Quando VITA mi ha proposto di salire per quindici giorni su una nave della Marina Militare Italiana, per documentare con un video lo splendido lavoro di soccorso ai migranti nel Mediterraneo, portato avanti dalla Marina stessa e della Fondazione Francesca Rava, ero da un lato felicissima e dall’altro impaurita dalla novità della situazione.
Ci ho pensato un po’ e ho capito che c’era una sola cosa da fare: lanciarsi e partire.
Dapprima ho incontrato le fantastiche signore della Fondazione Rava: la presidente Mariavittoria e poi ancora Silvia ed Emma, e sono rimasta colpita dalla luce che hanno negli occhi e dal cuore che mettono in tutto quello che fanno.

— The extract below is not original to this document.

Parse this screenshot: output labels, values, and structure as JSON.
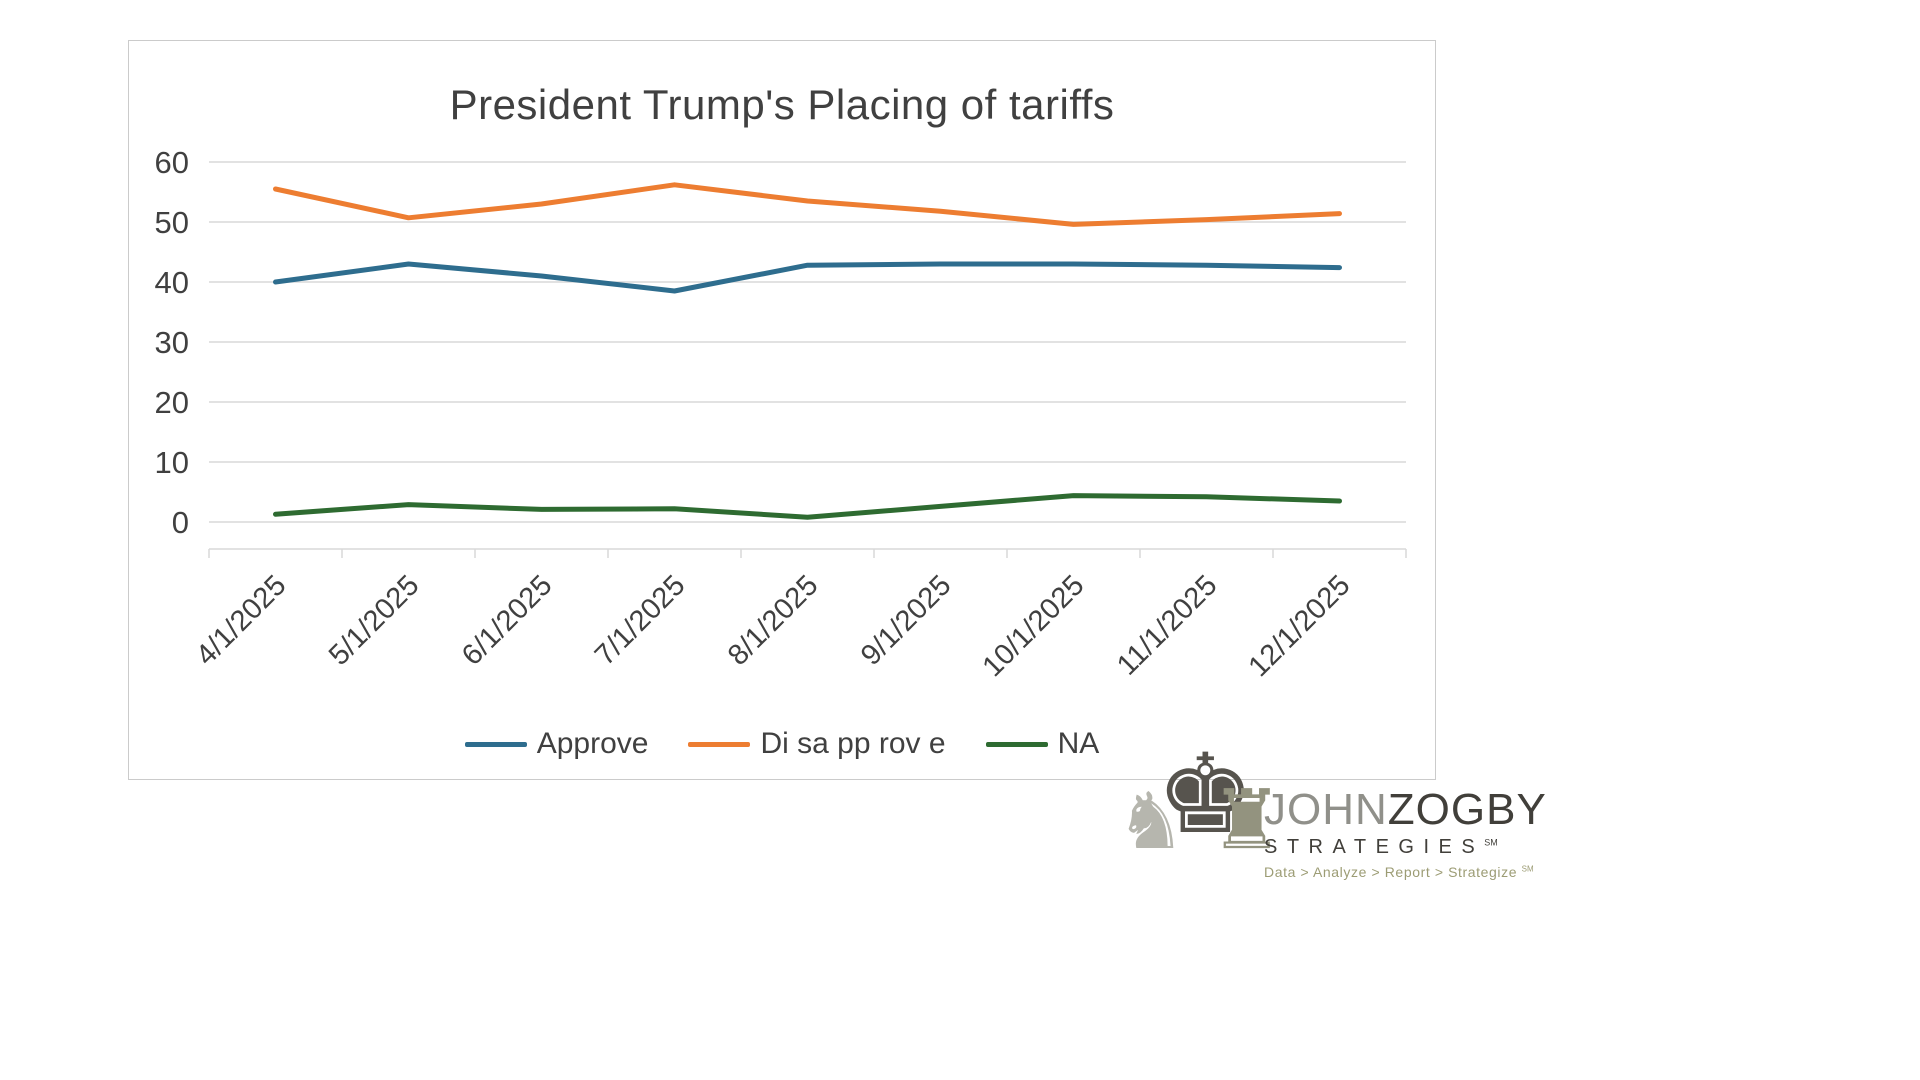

E quello che fanno è tantissimo.
Poi è arrivato il momento di salire su Nave Bettica: una nave da guerra, dove incredibilmente mi sono sentita a casa.
Purtroppo il mare si è alzato e, in quelle due settimane a cavallo di Capodanno, in cui sono rimasta a bordo, non abbiamo incontrato i migranti. Ho avuto però modo di raccogliere le storie e le confidenze dei marinai, che porterò sempre con me.
Il momento più bello era a mezzanotte, quando per una tradizione della Marina, si sforna la pizza. Tutti i marinai che non sono di turno arrivano per prenderne una fetta e si mettono a chiacchierare.
Mi hanno raccontato loro dei migranti, di cosa significa sentire di notte e con il mare in tempesta, le urla di bambini che gridano aiuto. «Le prime volte pensavo che non ce l’avrei fatta», mi ha spiegato un marinaio grande e grosso, con il cuore tenero. «Poi mi sono detto: “Se la Provvidenza ha voluto che ci fossi tu, qui, in questo momento, una ragione ci deve essere”’. E io quella ragione voglio trovarla ogni giorno».